【Z BLOG】三木 俊雄:国境の南、太陽の西

村上春樹はわりと好きだ。特に熱心な読者というわけではないが、「海辺のカフカ」あたりまではわりと読んだ。
彼はかつてジャズバーを経営していたこともあり、ジャズを題材にした作品が多くある。
久しぶりに「国境の南、太陽の西」を読み返してみた。
村上春樹の小説は途中で羊男が出てきたり異界にさまよったりと、明確にファンタジー小説であることが解るものと、自分の体験をベースとしたと思われるやや私小説的なものとがある。



この「国境の〜」の主人公は海の見える関西の街で一人っ子として育ち、東京の大学に進みやがてジャズバーを経営する。
ところがこのように私小説的に物語りが進むものの、時々に起こる不思議な出来事の数々が結局回収されることも、その謎が解かれることもなく終わってしまう。
そして「あぁ、これはファンタジー小説だったのか、だったら早くそう言ってよ」というモヤモヤした印象が残る。



時はバブル崩壊前夜。
作品の中にはビリー・ストレイホーンの「スタークロスト・ラヴァーズ」といったかなりマニアックなトリビアが散りばめられていて、他にも高級外車の型番やファッションブランドのあれこれが頻繁に出てくる。
おそらくそれはこのさき弾ける運命のバブルを象徴する記号として必要だったのだろうが、クルマやブランドの服や時計に全く興味の無い者としてはちょっとスノッブな感じがして少しばかりイラっとする。
もしそのような感覚を持っていてそしてジャズに全く興味の無い人々がこの小説を読んだら、やはりジャズに関する描写にイラっとしたりするのだろうか、と思うといささか複雑な気持ちになる。
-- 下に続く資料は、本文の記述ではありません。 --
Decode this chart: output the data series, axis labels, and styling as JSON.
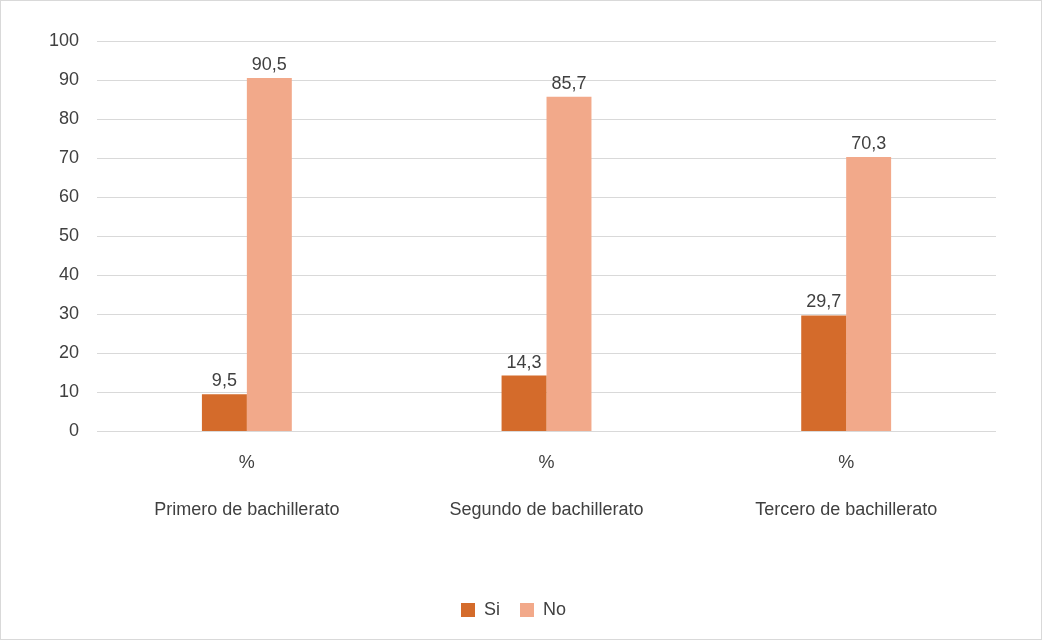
{
  "chart_data": {
    "type": "bar",
    "categories": [
      "Primero de bachillerato",
      "Segundo de bachillerato",
      "Tercero de bachillerato"
    ],
    "series": [
      {
        "name": "Si",
        "color": "#d46b2b",
        "values": [
          9.5,
          14.3,
          29.7
        ],
        "value_labels": [
          "9,5",
          "14,3",
          "29,7"
        ]
      },
      {
        "name": "No",
        "color": "#f2a98a",
        "values": [
          90.5,
          85.7,
          70.3
        ],
        "value_labels": [
          "90,5",
          "85,7",
          "70,3"
        ]
      }
    ],
    "ylim": [
      0,
      100
    ],
    "yticks": [
      0,
      10,
      20,
      30,
      40,
      50,
      60,
      70,
      80,
      90,
      100
    ],
    "grid": "y",
    "legend": "bottom",
    "annotations": [
      "%",
      "%",
      "%"
    ]
  }
}
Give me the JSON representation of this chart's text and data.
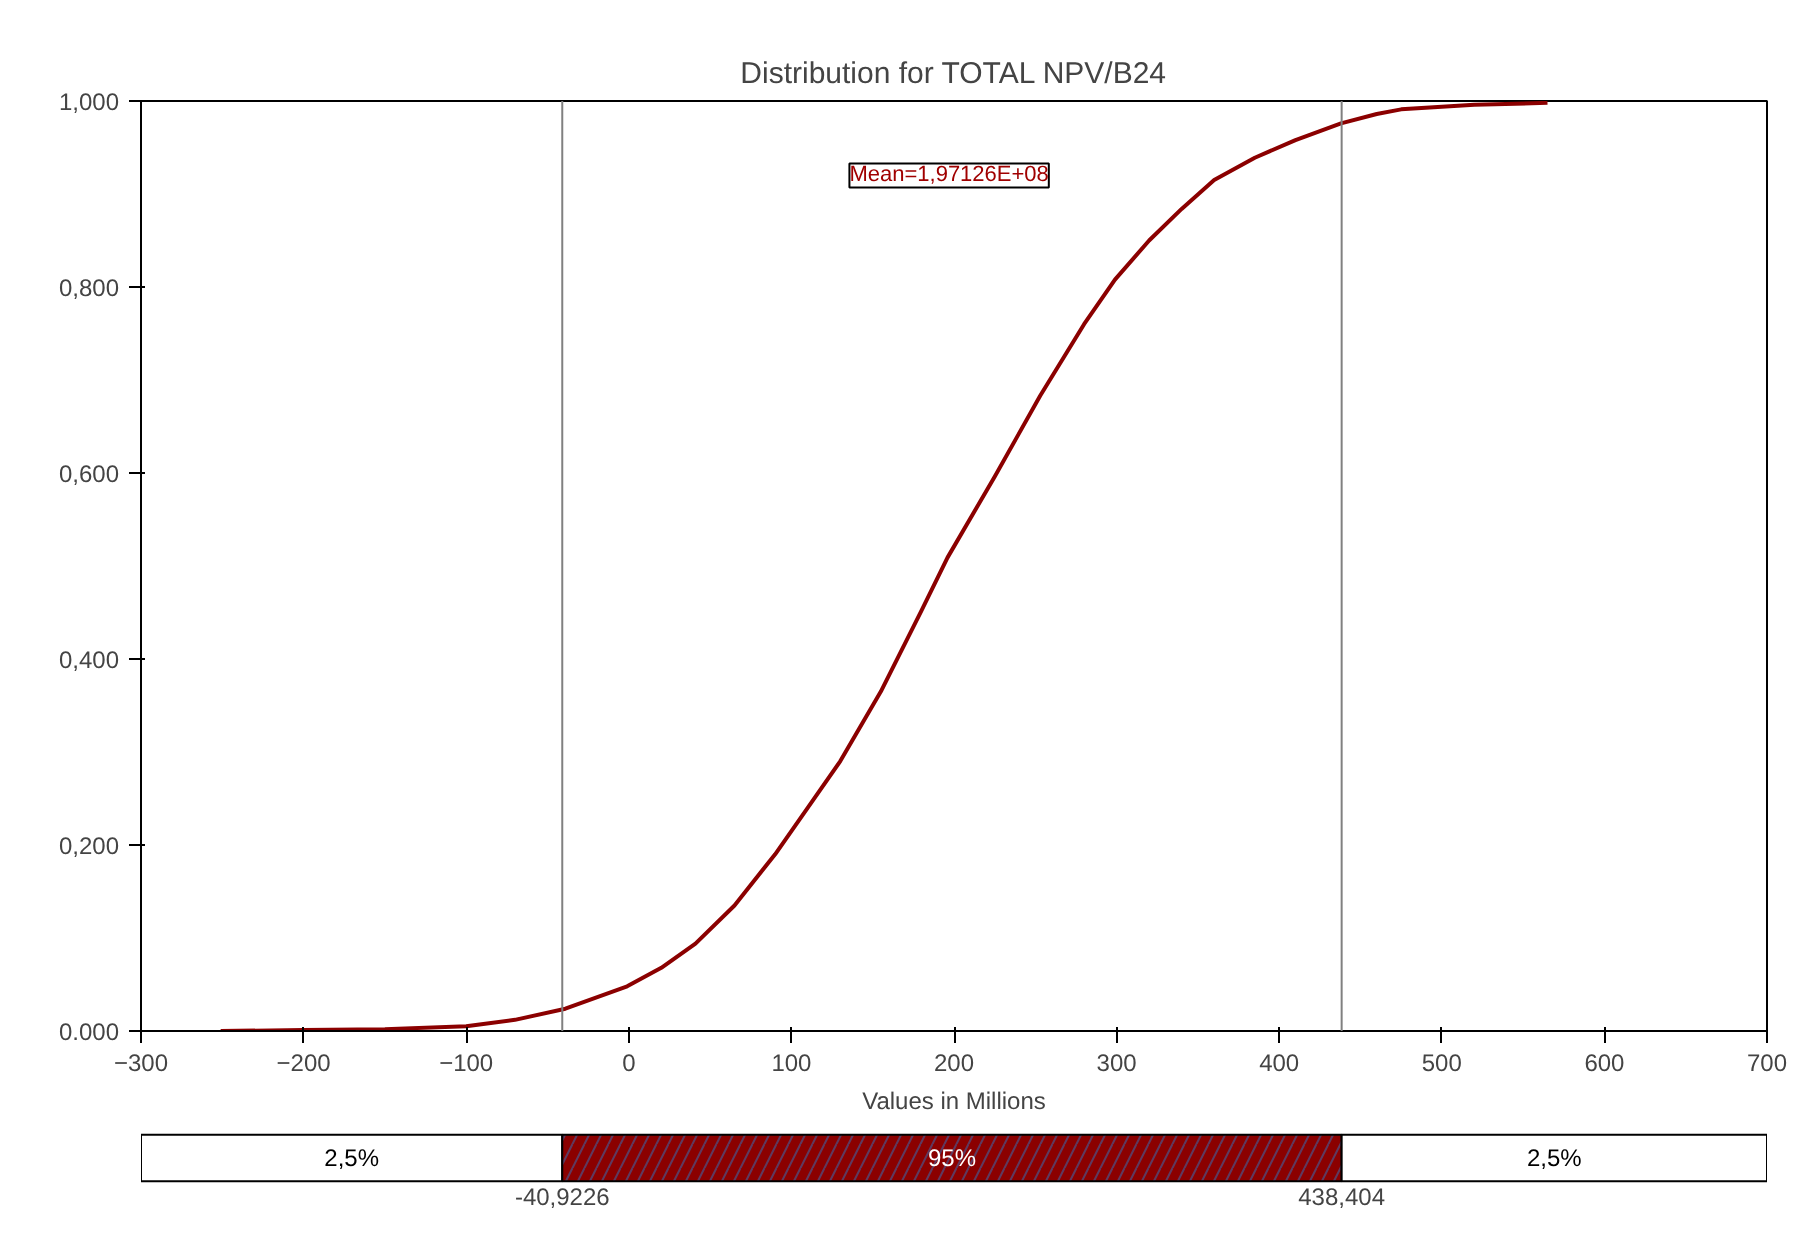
{
  "chart_data": [
    {
      "type": "line",
      "title": "Distribution for TOTAL NPV/B24",
      "xlabel": "Values in Millions",
      "x": [
        -251,
        -200,
        -150,
        -100,
        -70,
        -39,
        -1,
        20,
        41,
        65,
        90,
        110,
        130,
        155,
        180,
        196,
        225,
        253,
        280,
        299,
        320,
        340,
        360,
        385,
        410,
        438,
        460,
        475,
        520,
        565
      ],
      "series": [
        {
          "color": "#8b0000",
          "values": [
            0,
            0.001,
            0.002,
            0.005,
            0.012,
            0.024,
            0.048,
            0.068,
            0.094,
            0.135,
            0.19,
            0.24,
            0.29,
            0.365,
            0.452,
            0.509,
            0.596,
            0.683,
            0.76,
            0.808,
            0.85,
            0.884,
            0.915,
            0.939,
            0.958,
            0.976,
            0.986,
            0.991,
            0.996,
            0.998
          ]
        }
      ],
      "xlim": [
        -300,
        700
      ],
      "ylim": [
        0,
        1
      ],
      "xticks": [
        -300,
        -200,
        -100,
        0,
        100,
        200,
        300,
        400,
        500,
        600,
        700
      ],
      "yticks": [
        {
          "value": 0,
          "label": "0.000"
        },
        {
          "value": 0.2,
          "label": "0,200"
        },
        {
          "value": 0.4,
          "label": "0,400"
        },
        {
          "value": 0.6,
          "label": "0,600"
        },
        {
          "value": 0.8,
          "label": "0,800"
        },
        {
          "value": 1,
          "label": "1,000"
        }
      ],
      "ref_lines": [
        {
          "axis": "x",
          "value": -40.9226,
          "color": "#808080"
        },
        {
          "axis": "x",
          "value": 438.404,
          "color": "#808080"
        }
      ],
      "annotations": [
        "Mean=1,97126E+08"
      ],
      "grid": false,
      "line_style": "solid",
      "marker": "none"
    },
    {
      "type": "other",
      "annotations": [
        "2,5%",
        "95%",
        "2,5%",
        "-40,9226",
        "438,404"
      ]
    }
  ]
}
「最近のジャズ・ミュージシャンはみんな礼儀正しくなったんだ。」
「僕が学生の頃はこんなじゃなかった。ジャズ・ミュージシャンといえば、みんなクスリをやっていて、半分くらいが性格破綻者だった。でもときどきひっくりかえるくらい凄い演奏が聴けた。僕はいつも新宿のジャズ・クラブに通ってジャズを聴いていた。そのひっくりかえるような経験を求めてだよ」
「まずまずの素晴らしいものを求めて何かにのめり込む人間はいない。九の外れがあっても、一の至高体験を求めて何かに向かっていくんだ。そしてそれが世界を動かしていくんだ。それが芸術というものじゃないかと僕は思う」



この主人公の語るジャズ、そして芸術観はおそらくは作者のそれを代弁したものであろう。
確かにかつてそういう時代があったのかもしれない。



村上春樹氏の小説の根底に流れる共通するテーマは人生における「喪失とその再構築」だと思うのだが、僕にとってジャズはまだ失われた音楽ではない、あるいはそう信じたいと思っている。